Background & Task Overview
With the emergence of many speech-enable applications, the scenarios (e.g., home and meeting) are becoming increasingly challenging due to the factors of adverse acoustic environments (far-field audio, background noises, and reverberations) and conversational multi-speaker interactions with a large portion of speech overlaps. The state-of-the-art speech processing techniques based on the single audio modality encounter the performance bottlenecks, e.g., yielding the word error rate of about 40% in CHiME-6 dinner party scenario. Motivated by this, the MISP challenge aims to tackle these problems by introducing additional modality information (such as video or text), yielding better environmental and speaker robustness in realistic applications.
For the first MISP challenge, we target the home TV scenario, where several people are chatting in Chinese while watching TV in the living room and they can interact with a smart speaker/TV. As the new features, the carefully selected far-field/mid-field/near-field microphone arrays and cameras are arranged to collect both audio and video data, respectively.
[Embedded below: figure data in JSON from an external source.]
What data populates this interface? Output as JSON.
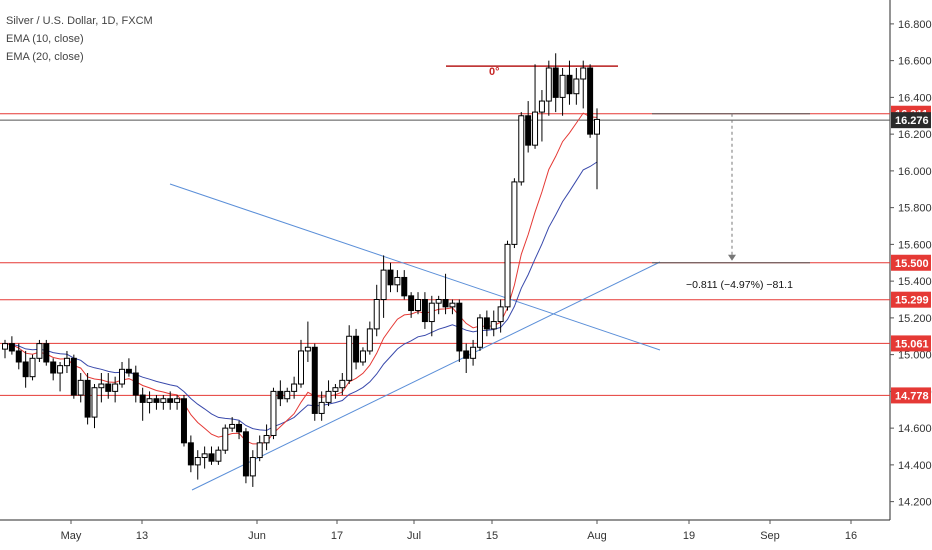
{
  "legend": {
    "title": "Silver / U.S. Dollar, 1D, FXCM",
    "ema1": "EMA (10, close)",
    "ema2": "EMA (20, close)"
  },
  "chart_data": {
    "type": "candlestick",
    "symbol": "Silver / U.S. Dollar",
    "interval": "1D",
    "source": "FXCM",
    "y_range": [
      14.1,
      16.93
    ],
    "y_ticks": [
      14.2,
      14.4,
      14.6,
      14.8,
      15.0,
      15.2,
      15.4,
      15.6,
      15.8,
      16.0,
      16.2,
      16.4,
      16.6,
      16.8
    ],
    "x_labels": [
      "May",
      "13",
      "Jun",
      "17",
      "Jul",
      "15",
      "Aug",
      "19",
      "Sep",
      "16"
    ],
    "last_price": "16.276",
    "price_labels": [
      {
        "value": 16.311,
        "text": "16.311",
        "color": "#e53935"
      },
      {
        "value": 15.5,
        "text": "15.500",
        "color": "#e53935"
      },
      {
        "value": 15.299,
        "text": "15.299",
        "color": "#e53935"
      },
      {
        "value": 15.061,
        "text": "15.061",
        "color": "#e53935"
      },
      {
        "value": 14.778,
        "text": "14.778",
        "color": "#e53935"
      }
    ],
    "horizontal_levels": [
      16.311,
      15.5,
      15.299,
      15.061,
      14.778
    ],
    "top_level": {
      "value": 16.57,
      "label": "0°"
    },
    "measure_label": "−0.811 (−4.97%) −81.1",
    "candles": [
      [
        15.03,
        15.08,
        14.98,
        15.06
      ],
      [
        15.06,
        15.1,
        15.0,
        15.02
      ],
      [
        15.02,
        15.06,
        14.92,
        14.96
      ],
      [
        14.96,
        15.02,
        14.82,
        14.88
      ],
      [
        14.88,
        15.0,
        14.86,
        14.98
      ],
      [
        14.98,
        15.08,
        14.96,
        15.06
      ],
      [
        15.06,
        15.08,
        14.94,
        14.96
      ],
      [
        14.96,
        14.98,
        14.86,
        14.9
      ],
      [
        14.9,
        14.96,
        14.8,
        14.94
      ],
      [
        14.94,
        15.02,
        14.9,
        14.98
      ],
      [
        14.98,
        15.0,
        14.76,
        14.78
      ],
      [
        14.78,
        14.9,
        14.74,
        14.86
      ],
      [
        14.86,
        14.9,
        14.62,
        14.66
      ],
      [
        14.66,
        14.84,
        14.6,
        14.82
      ],
      [
        14.82,
        14.9,
        14.74,
        14.84
      ],
      [
        14.84,
        14.9,
        14.76,
        14.8
      ],
      [
        14.8,
        14.88,
        14.74,
        14.84
      ],
      [
        14.84,
        14.96,
        14.82,
        14.92
      ],
      [
        14.92,
        14.98,
        14.88,
        14.9
      ],
      [
        14.9,
        14.94,
        14.74,
        14.78
      ],
      [
        14.78,
        14.82,
        14.64,
        14.74
      ],
      [
        14.74,
        14.8,
        14.68,
        14.76
      ],
      [
        14.76,
        14.78,
        14.7,
        14.74
      ],
      [
        14.74,
        14.78,
        14.7,
        14.76
      ],
      [
        14.76,
        14.8,
        14.7,
        14.74
      ],
      [
        14.74,
        14.78,
        14.7,
        14.76
      ],
      [
        14.76,
        14.78,
        14.5,
        14.52
      ],
      [
        14.52,
        14.56,
        14.36,
        14.4
      ],
      [
        14.4,
        14.48,
        14.32,
        14.44
      ],
      [
        14.44,
        14.5,
        14.38,
        14.46
      ],
      [
        14.46,
        14.5,
        14.4,
        14.42
      ],
      [
        14.42,
        14.5,
        14.4,
        14.48
      ],
      [
        14.48,
        14.62,
        14.46,
        14.6
      ],
      [
        14.6,
        14.66,
        14.58,
        14.62
      ],
      [
        14.62,
        14.64,
        14.54,
        14.58
      ],
      [
        14.58,
        14.6,
        14.3,
        14.34
      ],
      [
        14.34,
        14.48,
        14.28,
        14.44
      ],
      [
        14.44,
        14.56,
        14.42,
        14.52
      ],
      [
        14.52,
        14.62,
        14.48,
        14.56
      ],
      [
        14.56,
        14.82,
        14.54,
        14.8
      ],
      [
        14.8,
        14.86,
        14.72,
        14.76
      ],
      [
        14.76,
        14.82,
        14.74,
        14.8
      ],
      [
        14.8,
        14.88,
        14.76,
        14.84
      ],
      [
        14.84,
        15.08,
        14.82,
        15.02
      ],
      [
        15.02,
        15.18,
        14.96,
        15.04
      ],
      [
        15.04,
        15.06,
        14.64,
        14.68
      ],
      [
        14.68,
        14.8,
        14.64,
        14.74
      ],
      [
        14.74,
        14.86,
        14.72,
        14.8
      ],
      [
        14.8,
        14.84,
        14.76,
        14.82
      ],
      [
        14.82,
        14.9,
        14.78,
        14.86
      ],
      [
        14.86,
        15.16,
        14.84,
        15.1
      ],
      [
        15.1,
        15.14,
        14.92,
        14.96
      ],
      [
        14.96,
        15.04,
        14.94,
        15.02
      ],
      [
        15.02,
        15.18,
        15.0,
        15.14
      ],
      [
        15.14,
        15.38,
        15.1,
        15.3
      ],
      [
        15.3,
        15.54,
        15.2,
        15.46
      ],
      [
        15.46,
        15.5,
        15.34,
        15.38
      ],
      [
        15.38,
        15.46,
        15.34,
        15.42
      ],
      [
        15.42,
        15.46,
        15.3,
        15.32
      ],
      [
        15.32,
        15.34,
        15.2,
        15.24
      ],
      [
        15.24,
        15.34,
        15.22,
        15.3
      ],
      [
        15.3,
        15.34,
        15.14,
        15.18
      ],
      [
        15.18,
        15.32,
        15.1,
        15.28
      ],
      [
        15.28,
        15.32,
        15.22,
        15.3
      ],
      [
        15.3,
        15.44,
        15.22,
        15.26
      ],
      [
        15.26,
        15.3,
        15.22,
        15.28
      ],
      [
        15.28,
        15.3,
        14.96,
        15.02
      ],
      [
        15.02,
        15.06,
        14.9,
        14.98
      ],
      [
        14.98,
        15.08,
        14.94,
        15.04
      ],
      [
        15.04,
        15.22,
        15.02,
        15.2
      ],
      [
        15.2,
        15.24,
        15.1,
        15.14
      ],
      [
        15.14,
        15.24,
        15.1,
        15.18
      ],
      [
        15.18,
        15.3,
        15.12,
        15.26
      ],
      [
        15.26,
        15.62,
        15.24,
        15.6
      ],
      [
        15.6,
        15.96,
        15.58,
        15.94
      ],
      [
        15.94,
        16.32,
        15.92,
        16.3
      ],
      [
        16.3,
        16.38,
        16.1,
        16.14
      ],
      [
        16.14,
        16.58,
        16.12,
        16.32
      ],
      [
        16.32,
        16.44,
        16.16,
        16.38
      ],
      [
        16.38,
        16.6,
        16.3,
        16.56
      ],
      [
        16.56,
        16.64,
        16.32,
        16.4
      ],
      [
        16.4,
        16.56,
        16.3,
        16.52
      ],
      [
        16.52,
        16.6,
        16.36,
        16.42
      ],
      [
        16.42,
        16.56,
        16.36,
        16.5
      ],
      [
        16.5,
        16.6,
        16.34,
        16.56
      ],
      [
        16.56,
        16.58,
        16.18,
        16.2
      ],
      [
        16.2,
        16.34,
        15.9,
        16.28
      ]
    ]
  }
}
Also the time synchronizations among different microphone arrays and video cameras are well designed for conducting the research on the multi-modality fusion. The challenge considers the problem of distant multi-microphone conversational audio-visual wake-up and audio-visual speech recognition in everyday home environments. How to leverage on both audio and video data to improve the environmental robustness is quite interesting. The researchers from both academia and industry are warmly welcome to work on our two audio-visual tasks (with details as below) for promoting the research of speech processing using multimodal information to cross the practical threshold of realistic applications in challenging scenarios. All approaches are encouraged, whether they are emerging or established, and whether they rely on signal processing or machine learning.